The screen itself stretched across the width of the theater. When the lights came on, we noticed two large leather chairs placed in a comfortable setting below the screen, one could only guess, for occasions when guests were there to be interviewed.

The management encourages private parties; parents with small kids screenings are held twice a month. On the schedule are silent movies – right now THE GOLDEN CROWN, Denmark 1929 – is playing on Sunday, 28 January. One of several pianists will provide for free, live, tie-in music.

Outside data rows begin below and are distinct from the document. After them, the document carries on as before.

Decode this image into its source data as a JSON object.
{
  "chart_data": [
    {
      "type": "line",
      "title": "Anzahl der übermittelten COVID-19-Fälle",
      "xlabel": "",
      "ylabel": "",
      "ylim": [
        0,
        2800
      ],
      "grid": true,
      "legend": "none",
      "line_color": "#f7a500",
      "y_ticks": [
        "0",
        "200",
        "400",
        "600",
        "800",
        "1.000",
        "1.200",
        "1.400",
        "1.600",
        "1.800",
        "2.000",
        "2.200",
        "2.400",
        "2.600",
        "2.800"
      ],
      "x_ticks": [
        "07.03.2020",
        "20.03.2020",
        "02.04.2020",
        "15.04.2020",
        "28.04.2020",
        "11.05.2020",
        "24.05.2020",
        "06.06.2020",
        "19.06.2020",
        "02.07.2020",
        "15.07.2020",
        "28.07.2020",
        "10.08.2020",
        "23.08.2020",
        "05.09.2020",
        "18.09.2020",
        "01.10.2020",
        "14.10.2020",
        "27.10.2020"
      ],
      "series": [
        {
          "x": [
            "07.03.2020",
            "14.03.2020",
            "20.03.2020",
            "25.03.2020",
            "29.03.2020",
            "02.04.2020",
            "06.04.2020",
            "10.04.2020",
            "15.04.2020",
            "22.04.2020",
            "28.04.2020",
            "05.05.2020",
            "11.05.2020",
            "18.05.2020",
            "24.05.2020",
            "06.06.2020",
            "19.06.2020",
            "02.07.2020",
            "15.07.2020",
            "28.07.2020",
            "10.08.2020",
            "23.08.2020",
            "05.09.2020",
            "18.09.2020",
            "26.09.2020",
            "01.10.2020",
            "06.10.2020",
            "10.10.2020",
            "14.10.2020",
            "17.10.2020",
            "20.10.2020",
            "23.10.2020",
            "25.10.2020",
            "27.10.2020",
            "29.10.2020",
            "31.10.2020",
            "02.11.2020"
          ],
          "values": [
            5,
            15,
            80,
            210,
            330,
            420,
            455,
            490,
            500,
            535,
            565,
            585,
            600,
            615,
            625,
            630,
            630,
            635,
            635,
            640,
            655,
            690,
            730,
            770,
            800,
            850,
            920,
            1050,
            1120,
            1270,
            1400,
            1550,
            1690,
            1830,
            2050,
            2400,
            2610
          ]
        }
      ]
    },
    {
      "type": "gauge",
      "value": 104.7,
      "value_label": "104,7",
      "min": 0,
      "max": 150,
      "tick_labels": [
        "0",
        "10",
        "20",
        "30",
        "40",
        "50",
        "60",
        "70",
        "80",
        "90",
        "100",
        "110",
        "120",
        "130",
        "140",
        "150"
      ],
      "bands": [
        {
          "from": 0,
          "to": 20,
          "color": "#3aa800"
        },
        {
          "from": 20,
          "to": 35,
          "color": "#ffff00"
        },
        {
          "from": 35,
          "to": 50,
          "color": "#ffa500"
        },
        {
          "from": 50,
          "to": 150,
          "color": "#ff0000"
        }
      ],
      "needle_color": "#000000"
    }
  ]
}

Those in the Roncesvalles community are encouraged to volunteer on such cinema projects as marketing, fund-raising and programming. Local businesses willingly help to support the cinema.

Author’s comment: It was a totally surprising time visiting the REVUE. It was all but full for the late afternoon performance of THE FLORIDA PROJECT.  Other films this month include LADY BIRD; CALL ME BY MY NAME, films that are not outdated. These are mixed in with many reflecting the past.

Posted on January 14th, 2018 by Clarke
Jan 7


It’s not going to be easy. Take us. We started off with the new shower downstairs with the solid glass sides. Then temperatures dropped to the -20C plus. The pipes to it froze. Hot and cold. We decided not to fret. We have an old-fashioned tub with a slanted back where you stretch out and relax.

Looking back at ’17, it didn’t turn out as many of us hoped. Take Trump arriving at the White House. Or North Korea’s Kim Jong-Un musing about dropping a nuclear bomb on those who piss him off.

Trusted news organizations are being labeled liars producing fake news; Tim Hortons family of one of the original co-owners, cutting meal-time pay to employees because the provincial government raises labor pay to $14 from $11:40. When those on lower pay scales can’t get by without taking on other jobs as well.

It bothers me seeing images of the homeless lying in sleeping bags on our downtown streets. No sleeping bag I know can keep out the cold below zero degrees. What about -20C? We all feel uncomfortable when, for whatever reason, we can’t shake a chill that begins down our backs.

Think of clothes hanging in our closets or in dresser drawers that never see the light of day. They’ll never fit you; not that you’d want to wear them again anyway. I’m guilty of that. Here’s what Rosanne and I have decided.

Her mantra: “ditch clothes you haven’t worn for a year”. I’d probably go along with not in 10 years. Clothes of mine have been around for much longer than that. She points to four Levi denim  jackets and jeans hanging around in guest room closet.

We boiled it down to this: We give to the homeless, the less fortunate what we really don’t wear anymore. It shouldn’t be difficult to find some local group handling used clothing. And we’ll stay away from those containers outside the malls asking for clothes; then selling them for a profit.

I’d like to bump into Roger Boyd in Hamilton, Ontario, who wanted to do something for the homeless. He began driving around the city streets at night offering them homemade soup.

Now, with help from neighbors and volunteers he’s out three nights supplying food, clothing; even new boots-to-order. At last count, he’s given away 300 new winter coats, apart from sleeping bags.

Author’s comment: Maybe we could start a campaign for others to rid their closets, dressers, of unwanted clothes. What if this idea went viral across the country? I’d be pleased if it only spread around our neighborhood.